I’m very proud of how we came up with religion. I’m proud of it. It played a very important role in the game.

How to come up with a religion? I’m reading an article in National Geographic about Chicxulub, a giant crater in the Gulf of Mexico that [is believed to have] killed dinosaurs. They talked about getting the meteor out of there. So I thought, “What if it wasn’t a meteor? What if someone did it on purpose?

A meteorite came and killed the dinosaurs, brought the Ice Age, gave rise to mammals, and then came man. This meteor launched a man. That’s when I had it. There was an alien race that gave birth to man. Then all of a sudden there were people in the world of Dead Space who believed it was on purpose and looked at the obelisk they had found.
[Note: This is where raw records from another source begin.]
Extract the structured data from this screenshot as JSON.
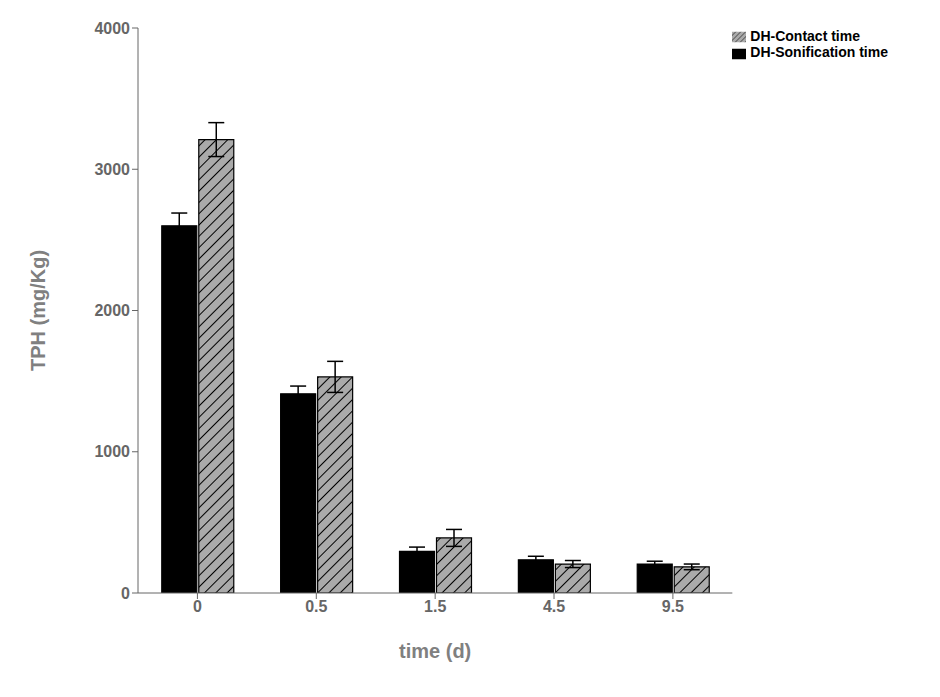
{
  "chart_data": {
    "type": "bar",
    "xlabel": "time (d)",
    "ylabel": "TPH (mg/Kg)",
    "categories": [
      "0",
      "0.5",
      "1.5",
      "4.5",
      "9.5"
    ],
    "series": [
      {
        "name": "DH-Sonification time",
        "color": "#000000",
        "values": [
          2600,
          1410,
          295,
          235,
          205
        ],
        "errors": [
          90,
          55,
          30,
          25,
          20
        ]
      },
      {
        "name": "DH-Contact time",
        "color": "#aaaaaa",
        "values": [
          3210,
          1530,
          390,
          205,
          185
        ],
        "errors": [
          120,
          110,
          60,
          25,
          20
        ]
      }
    ],
    "ylim": [
      0,
      4000
    ],
    "yticks": [
      0,
      1000,
      2000,
      3000,
      4000
    ],
    "grid": false,
    "legend": "upper right"
  }
}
Other people said, “You are crazy. It’s just a marker.” But these people had a faith, and it became a religion. It just hit me and I said, “That’s a good idea!” Some don’t come like that.

As for Callisto, would you say it’s a game that had a story first, or a world and environment?

I had the idea of ​​a prison. I had the thought that something bad was about to happen. Then I thought, “Why would this happen in prison?” So I had to dig deeper. Then I had to find a moon that could have a trigger – Callisto, which could have water. It is said that someday man may colonize it. It wasn’t like, “Oh, great story!” We create an environment and then go further and deeper. We kind of knew the beginning and the end, but there were a lot of additions. We are still filling it out. Little pieces. Making a new soundtrack. Little pieces.

What drew you to the prison setting?

What could be worse than prison? It’s fucking scary. People don’t know much about it. Lots of closed doors. These are closed places. It’s just scary to start. Then you place it on the moon like Callisto. You can’t escape from the scariest place in the world. The universe is scary.